AN MP has refuted claims that his stance on carbon targets is threatening the creation of green jobs in his constituency.

The Harwich Peninsula Friends of the Earth group wants its local MP, Bernard Jenkin, to support a proposed amendment to the forthcoming Energy Bill that would require the Government to introduce a decarbonisation target for power companies by April next year.

Currently, as the bill stands, there is no onus on the Government to think about the targets until 2016.

Green campaigners say that without definitive carbon targets, energy companies are unlikely to back renewable energy projects of the type Mr Jenkin has previously supported in public.

But Mr Jenkin has said carbon targets are not crucial in driving investment in renewable energy.

He is well known for his support of a project called Energising Harwich, which is focused on developing skills and businesses in order to grasp the opportunities offered by the burgeoning wind farm sector off the Essex and Suffolk coast.

He recently led a parliamentary debate on the scheme, which has secured a £875,000 grant to train Harwich’s workforce.

But coordinator of Harwich Peninsular Friends of the Earth, Paul Preece, is concerned money will be wasted if renewable energy companies are not encouraged to invest in Harwich.

He said: “Deferring any decision on carbon targets to 2016 and beyond when we may have a new Government is just short sighted. The evidence we need is available now. What could happen is we will have trained people but there will be no employers to take them on because the companies won’t be there.

“In my view, the people will be given an empty promise. Its important that local jobs are created and the local economy benefits. Not train them and then for the workforce to go elsewhere or worse people come here to train and then go away.”

But Mr Jenkin has countered that investment in green energy is determined not by carbon targets but by policies on renewable obligation certificates which oblige energy companies to produce a proportion of their energy from renewable sources.

He said: “The new Energy Bill will put a fair price on carbon, providing a stronger incentive to invest in low carbon generation now.

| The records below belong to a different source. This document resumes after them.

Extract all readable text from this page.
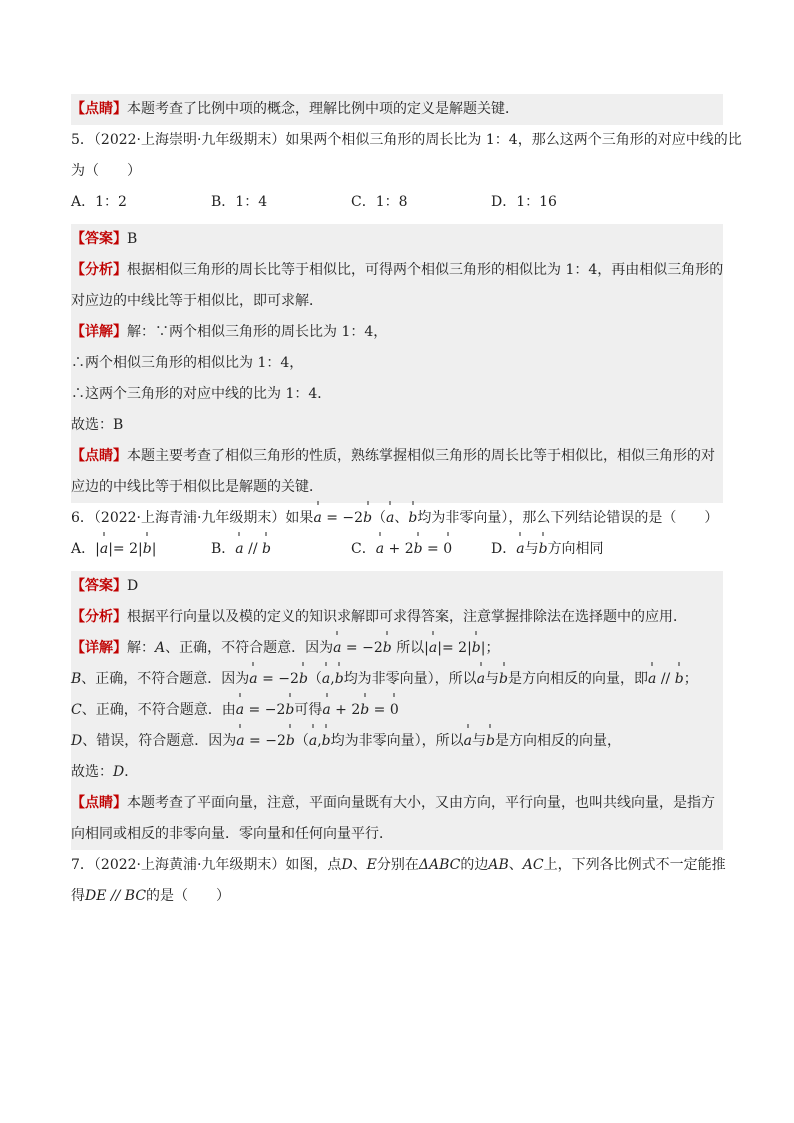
【点睛】本题考查了比例中项的概念，理解比例中项的定义是解题关键．
5．（2022·上海崇明·九年级期末）如果两个相似三角形的周长比为 1：4，那么这两个三角形的对应中线的比
为（　　）
A．1：2	B．1：4	C．1：8	D．1：16
【答案】B
【分析】根据相似三角形的周长比等于相似比，可得两个相似三角形的相似比为 1：4，再由相似三角形的
对应边的中线比等于相似比，即可求解．
【详解】解：∵两个相似三角形的周长比为 1：4，
∴两个相似三角形的相似比为 1：4，
∴这两个三角形的对应中线的比为 1：4．
故选：B
【点睛】本题主要考查了相似三角形的性质，熟练掌握相似三角形的周长比等于相似比，相似三角形的对
应边的中线比等于相似比是解题的关键．
6．（2022·上海青浦·九年级期末）如果a = −2b（a、b均为非零向量），那么下列结论错误的是（　　）
A．|a|= 2|b|	B．a // b	C．a + 2b = 0	D．a与b方向相同
【答案】D
【分析】根据平行向量以及模的定义的知识求解即可求得答案，注意掌握排除法在选择题中的应用．
【详解】解：A、正确，不符合题意．因为a = −2b 所以|a|= 2|b|；
B、正确，不符合题意．因为a = −2b（a,b均为非零向量），所以a与b是方向相反的向量，即a // b；
C、正确，不符合题意．由a = −2b可得a + 2b = 0
D、错误，符合题意．因为a = −2b（a,b均为非零向量），所以a与b是方向相反的向量，
故选：D．
【点睛】本题考查了平面向量，注意，平面向量既有大小，又由方向，平行向量，也叫共线向量，是指方
向相同或相反的非零向量．零向量和任何向量平行．
7．（2022·上海黄浦·九年级期末）如图，点D、E分别在ΔABC的边AB、AC上，下列各比例式不一定能推
得DE // BC的是（　　）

“It is right to fix the target in 2016 in the context of the economy as a whole to which decarbonisation of the sector is inextricably linked. “These amendments which would try to fix this now are not sensible. ‘Green jobs’ sounds like a very attractive objective, but if our electricity, which is already far more expensive than other countries, continues to become more and more expensive, more and more jobs will be lost to other, low energy cost countries like the United States, which is dramatically increasing electricity generation from shale gas and France, which generates 80 per cent of their electricity from nuclear plants.”